Milky Opals was made by Lorena Uriarte @lorena_in_syd of Australia. 

Interestingly, Lorena has used pieces of embroidery to create the round, opal shapes. The quilt was longarm quilted by Katherine Jones, who some of you may recall, won Best in Show in 2017 for her quilt Bling

Clara Stoikow @bimbambuki_blog made this quilt called: [........] The design makes a statement about a Russian woman protesting the war in Ukraine by tattooing dots on her arm. 

Velvet dots have been hand-appliquéd to the background. Its domestic machine quilted, with hand-quilted circles using metallic thread.

Clara is the quilter I connected with at QuiltCon to give her my appliquéd ukulele block, and she gave me the adorable hand-stitched "L" embroidery. (See February 27 blog post.)

I've always admired the strong graphic appearance of quilts made by Swiss quilter, Sophie Zaugg @lunalovequilts and Impact is no exception. This quilt sold at QuiltCon for $1,500.

Sophie domestic machine quilted and added neon Sashiko (I didn't know there was such a thing) and perle cotton hand quilting stitches. 

Kelly Spell @kellyspell of Tennessee made Celestial Swirl. The simplicity of this design is striking because of the monochromatic color palette. 

It was longarm quilted using metallic thread.

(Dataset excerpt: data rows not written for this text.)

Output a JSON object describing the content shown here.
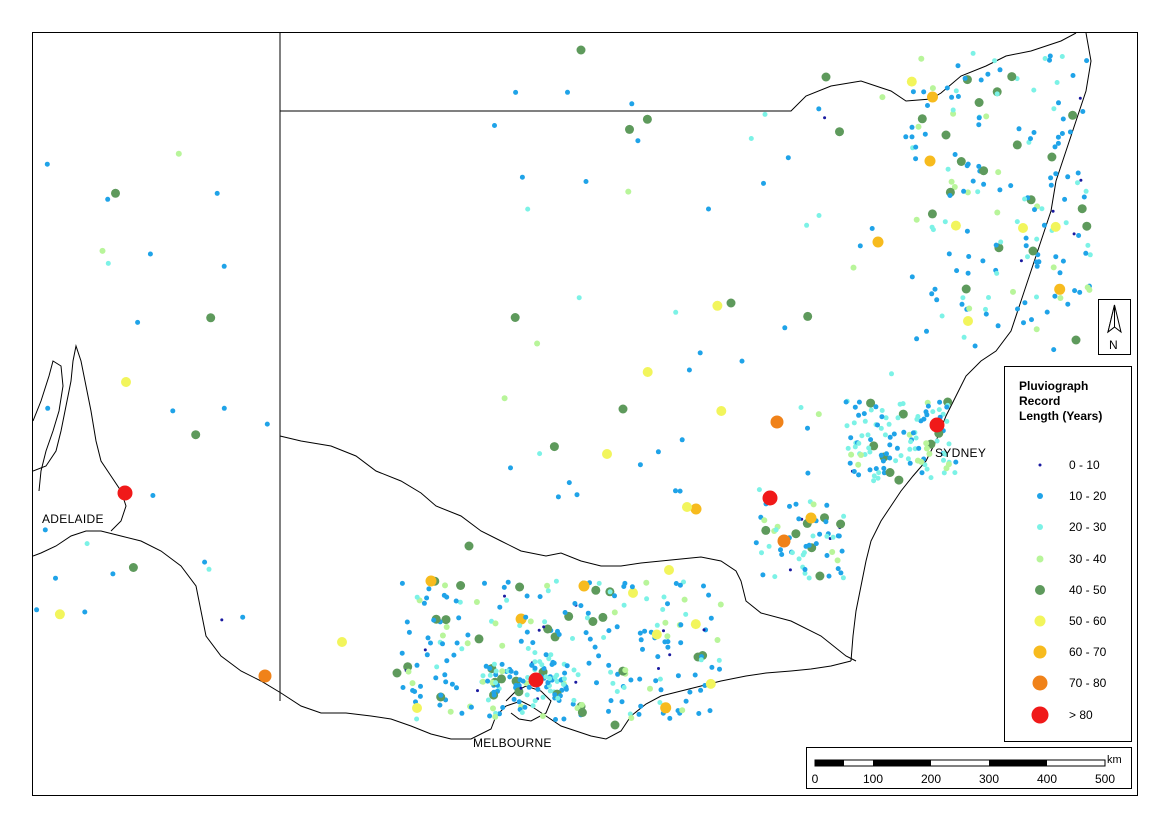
{
  "labels": {
    "adelaide": "ADELAIDE",
    "sydney": "SYDNEY",
    "melbourne": "MELBOURNE",
    "north": "N"
  },
  "legend": {
    "title_lines": [
      "Pluviograph",
      "Record",
      "Length (Years)"
    ],
    "classes": [
      {
        "label": "0 - 10",
        "color": "#1a1aa0"
      },
      {
        "label": "10 - 20",
        "color": "#1fa3e8"
      },
      {
        "label": "20 - 30",
        "color": "#7cf2e6"
      },
      {
        "label": "30 - 40",
        "color": "#b8f59a"
      },
      {
        "label": "40 - 50",
        "color": "#5e9a5c"
      },
      {
        "label": "50 - 60",
        "color": "#f2f55c"
      },
      {
        "label": "60 - 70",
        "color": "#f7bb1e"
      },
      {
        "label": "70 - 80",
        "color": "#f08219"
      },
      {
        "label": "> 80",
        "color": "#f01919"
      }
    ]
  },
  "scale": {
    "unit": "km",
    "ticks": [
      "0",
      "100",
      "200",
      "300",
      "400",
      "500"
    ]
  },
  "colors": {
    "border": "#000000",
    "background": "#ffffff"
  }
}
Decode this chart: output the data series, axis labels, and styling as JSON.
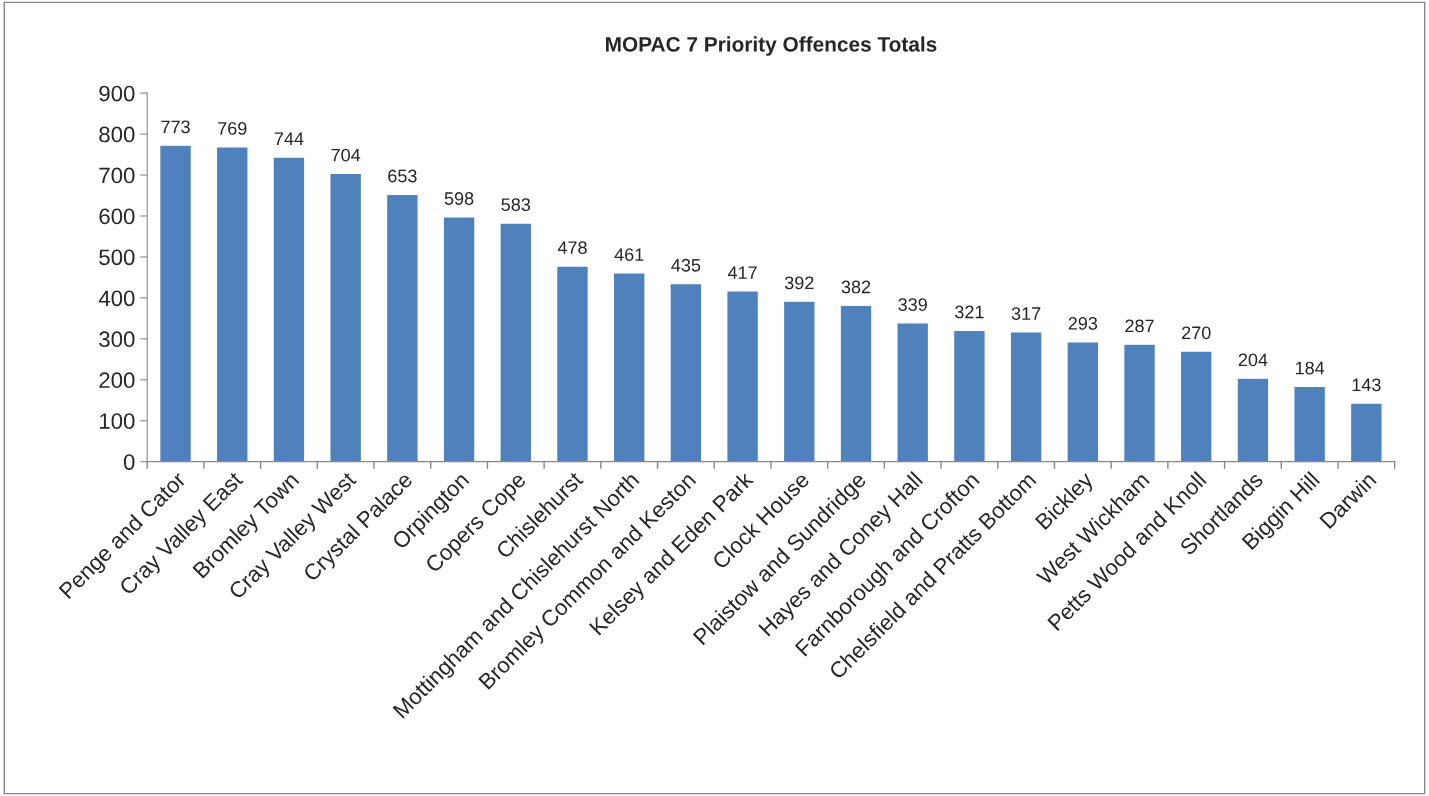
{
  "chart_data": {
    "type": "bar",
    "title": "MOPAC 7 Priority Offences Totals",
    "categories": [
      "Penge and Cator",
      "Cray Valley East",
      "Bromley Town",
      "Cray Valley West",
      "Crystal Palace",
      "Orpington",
      "Copers Cope",
      "Chislehurst",
      "Mottingham and Chislehurst North",
      "Bromley Common and Keston",
      "Kelsey and Eden Park",
      "Clock House",
      "Plaistow and Sundridge",
      "Hayes and Coney Hall",
      "Farnborough and Crofton",
      "Chelsfield and Pratts Bottom",
      "Bickley",
      "West Wickham",
      "Petts Wood and Knoll",
      "Shortlands",
      "Biggin Hill",
      "Darwin"
    ],
    "values": [
      773,
      769,
      744,
      704,
      653,
      598,
      583,
      478,
      461,
      435,
      417,
      392,
      382,
      339,
      321,
      317,
      293,
      287,
      270,
      204,
      184,
      143
    ],
    "color": "#4f81bd",
    "ylim": [
      0,
      900
    ],
    "yticks": [
      0,
      100,
      200,
      300,
      400,
      500,
      600,
      700,
      800,
      900
    ],
    "data_labels": true,
    "grid": false,
    "legend": false
  }
}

This quilt, actually appeared in the Small Quilts category, but its minimalist nature makes me share it here. Clara Stroikow @bimbambuki_blog (again) made The Poetry of Denim that placed third in Small Quilts.

Clara says she used her husbands old jeans, and some pieces of new denim fabric, along with Pickle Kona to create the design. It's domestic machine and hand quilted. 

Glow was made by Liz Kuny (no handle) of New Jersey. It too was in the Small Quilts category. 

It's machine pieced with hand-dyed fabrics, and domestic machine and hand quilted.

Gosh, I nearly forgot to share my own entry in the Minimalism category! 

Elemental is a design based on the architecture of the Miami Children's Museum, a picture of which I took when we went on a cruise - our first and only cruise - in 2019.

Elemental is on the left.

I domestic machine quilted it with a walking foot and ruler quilting. Elemental did not sell at QuiltCon.

Pictures of all QuiltCon winning quilts, and the awards they were given, are on the MQG website, here.



  1. So many interesting quilts! Sophie's quilt is lovely... and NEON Sashiko thread, who knew? Applause for the denim quilt just because it seems like a challenging fabric to work with, especially hand work. Very effective. Thanks for sharing these.

  2. I really loved your quilt, Linda. It shows beautifully in person and in pictures!

  3. Appreciated seeing these with your comments - thank you!

  4. I like your "elemental" quilt, even if it didn't sell! I've always thought it's a good interpretation of the children's museum.

  5. So interesting to see it through your eyes/lens, Linda! Your quilt is so like the inspiration!!!

  6. Thanks for sharing your thoughts about the quilts along with the detail shots. Those details make all the difference for those of us not seeing these quilts in person.

  7. Thank you so much for sharing my quilts here, Linda! I feel so honored.